Move to revive parties where `the dancer is the star'

Redwood Trust offers ravers a place to gather

February 10, 2003|By Josh Mitchell | Josh Mitchell,SUN STAFF

Jen Nori is a college student with a pink knit stocking on her head. Mike Smith is a 23-year- old music fanatic who twirls glow sticks for hours on the dance floor. Mary Morris is a 51-year-old mother of two looking to relive her hippie days.

On this Saturday night, they are all part of downtown Baltimore's rave scene -- a nightclub culture that once thrived in the city before it became mired in controversy stemming from drug stings.

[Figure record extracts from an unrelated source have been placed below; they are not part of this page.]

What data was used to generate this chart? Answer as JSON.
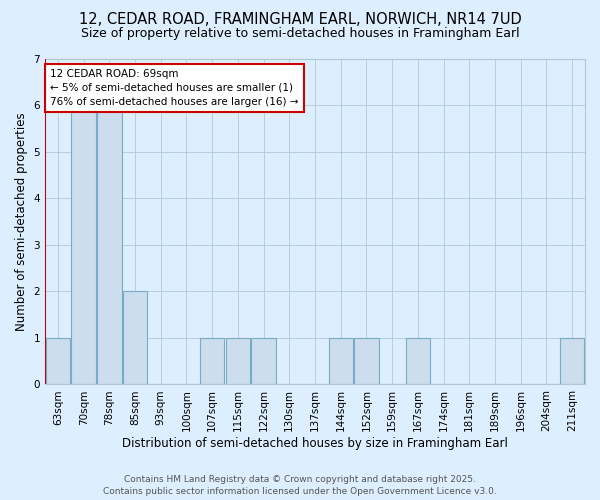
{
  "title1": "12, CEDAR ROAD, FRAMINGHAM EARL, NORWICH, NR14 7UD",
  "title2": "Size of property relative to semi-detached houses in Framingham Earl",
  "xlabel": "Distribution of semi-detached houses by size in Framingham Earl",
  "ylabel": "Number of semi-detached properties",
  "categories": [
    "63sqm",
    "70sqm",
    "78sqm",
    "85sqm",
    "93sqm",
    "100sqm",
    "107sqm",
    "115sqm",
    "122sqm",
    "130sqm",
    "137sqm",
    "144sqm",
    "152sqm",
    "159sqm",
    "167sqm",
    "174sqm",
    "181sqm",
    "189sqm",
    "196sqm",
    "204sqm",
    "211sqm"
  ],
  "values": [
    1,
    6,
    6,
    2,
    0,
    0,
    1,
    1,
    1,
    0,
    0,
    1,
    1,
    0,
    1,
    0,
    0,
    0,
    0,
    0,
    1
  ],
  "bar_color": "#ccdded",
  "bar_edge_color": "#7aaac8",
  "background_color": "#ddeeff",
  "red_line_x": -0.5,
  "annotation_title": "12 CEDAR ROAD: 69sqm",
  "annotation_line1": "← 5% of semi-detached houses are smaller (1)",
  "annotation_line2": "76% of semi-detached houses are larger (16) →",
  "annotation_box_facecolor": "#ffffff",
  "annotation_box_edgecolor": "#cc0000",
  "red_line_color": "#cc0000",
  "ylim": [
    0,
    7
  ],
  "yticks": [
    0,
    1,
    2,
    3,
    4,
    5,
    6,
    7
  ],
  "footer": "Contains HM Land Registry data © Crown copyright and database right 2025.\nContains public sector information licensed under the Open Government Licence v3.0.",
  "title1_fontsize": 10.5,
  "title2_fontsize": 9,
  "xlabel_fontsize": 8.5,
  "ylabel_fontsize": 8.5,
  "tick_fontsize": 7.5,
  "footer_fontsize": 6.5
}
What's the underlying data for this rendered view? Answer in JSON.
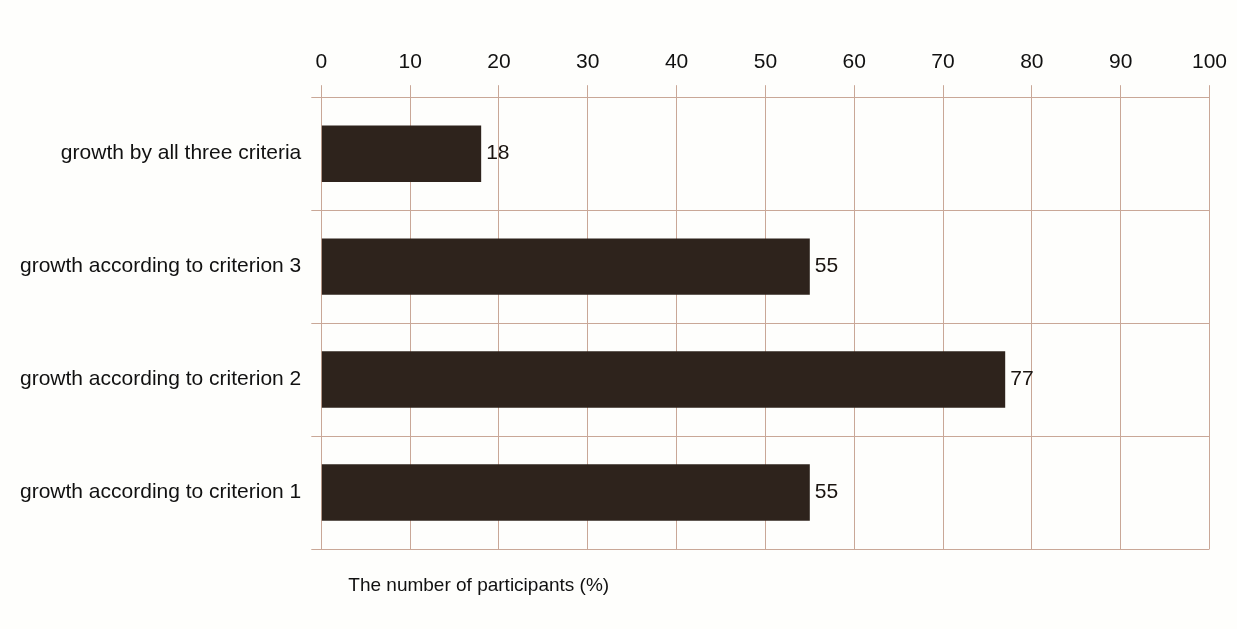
{
  "chart_data": {
    "type": "bar",
    "orientation": "horizontal",
    "xlabel": "The number of participants (%)",
    "categories": [
      "growth by all three criteria",
      "growth according to criterion 3",
      "growth according to criterion 2",
      "growth according to criterion 1"
    ],
    "values": [
      18,
      55,
      77,
      55
    ],
    "color": "#2e231c",
    "xlim": [
      0,
      100
    ],
    "xticks": [
      0,
      10,
      20,
      30,
      40,
      50,
      60,
      70,
      80,
      90,
      100
    ],
    "grid": true,
    "data_labels": true,
    "legend": false
  }
}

But after five years in social limbo, Baltimore's ravers and their electronic music are making a comeback: The crowd has a regular weekly party at the Redwood Trust nightclub.

"I'm home," said Nori, 21, a Perry Hall native who was flaunting her favorite "raver hat" as she danced to the music of an artist named DJ Dara. "It all used to be in D.C. every weekend."

It may just be a party on a Saturday night, but Nori and the 1,000 or so ravers who come out to dance at the Trust are being watched by more than just the bouncers. With the rave culture being drawn into question for the past decade, other eyes are watching the scene -- including those of Congress, police and local lawmakers.

Occasional single event raves -- known as "one-offs" -- have been held around Baltimore in recent years. But the event at the Redwood Trust is the first recurring party of its kind since the late 1990s, when controversy helped bring about the end of Baltimore's rave scene.

Ravers say their reputation has been maligned and that it's just about having fun. But the dance genre's past has been marred by image problems, not the least of which are questions surrounding drug use that have hounded the rave culture since it sprang up in Baltimore and other cities more than a decade ago.

Scott Henry, the primary promoter of the party at the Trust, has been the subject of some of those questions. Henry was the promoter of two long-running raves in Baltimore and Washington, that were canceled after drug investigations.

"The electronic music scene has been singled out by government officials," said Henry, 39. "You're always going to run into some type of issues when you're doing events that also cater to people under 21. We've always tried to do everything possible to ensure that drug use is not happening in the club. ... We're keeping a watchful eye on things."

A 10-person security team hired by the club is assigned to monitor the Saturday party. The team typically expels about 15 to 20 people a night under suspicion of drug peddling, said Jason Convertino, general manager of the Trust. Baltimore police say they have made no arrests at the club.

"The biggest thing is having people [monitoring] in the right places," said Amanda Huie, promotions director for Henry's company, Buzzlife Productions.

Several clubgoers at the Trust are aware of their group's negative image. Eugene Brantley, 21, who has been going to raves for three years, said drugs were part of the scene at previous raves that he attended but are less present at the Trust, partly because of the "feel" created by the club's decor.

Traditional raves were held in abandoned warehouses and remote fields, with little publicity and invitations sent out by word-of-mouth. In contrast, the three-story building at Redwood and Calvert streets is a professional establishment, with light beams shooting into the sky, sculptures decorating the walls and scrolls outlining the ceiling.

"People bring up the drug issue, but drugs are dying," said Brantley, who attends the University of Delaware. "I've been going out for three years, and I've never taken a pill."

The main thing ravers are looking for in a club night is the defining feature of the rave culture -- electronic, machine-made music, such as progressive house, drum and bass and techno.

"The vibe is the same" of traditional raves, said Huie.

Morris, a writer for Baltimore magazine Music Monthly who is from Laurel, said she first felt that "vibe" in 1995. Having lived through the 1960s and 1970s, Morris said she was used to parties where couples danced to a band. But when she walked into her first rave, she was "enchanted" by the sight of young people dancing independently to the music of a DJ spinning records behind a booth.

"At concerts, the star is the band," said Morris, who writes an electronic music column. "At raves, the music comes from a DJ, and the star is the dancer."

Throughout most of the 1990s, Baltimore's ravers had attended a party called Fever, which ran every other week at the club Paradox in the 1300 block of Russell St. That party, also promoted by Henry, was the subject of a highly publicized drug investigation by a local television station in 1995. The party was temporarily canceled, lost steam and closed for good in 1999.

Henry's other major party, called Buzz and in Southeast Washington, had a similar fate. After running every Friday for nearly seven years, Buzz was canceled in September after the arrests of eight partygoers who were charged with distributing the drug Ecstasy.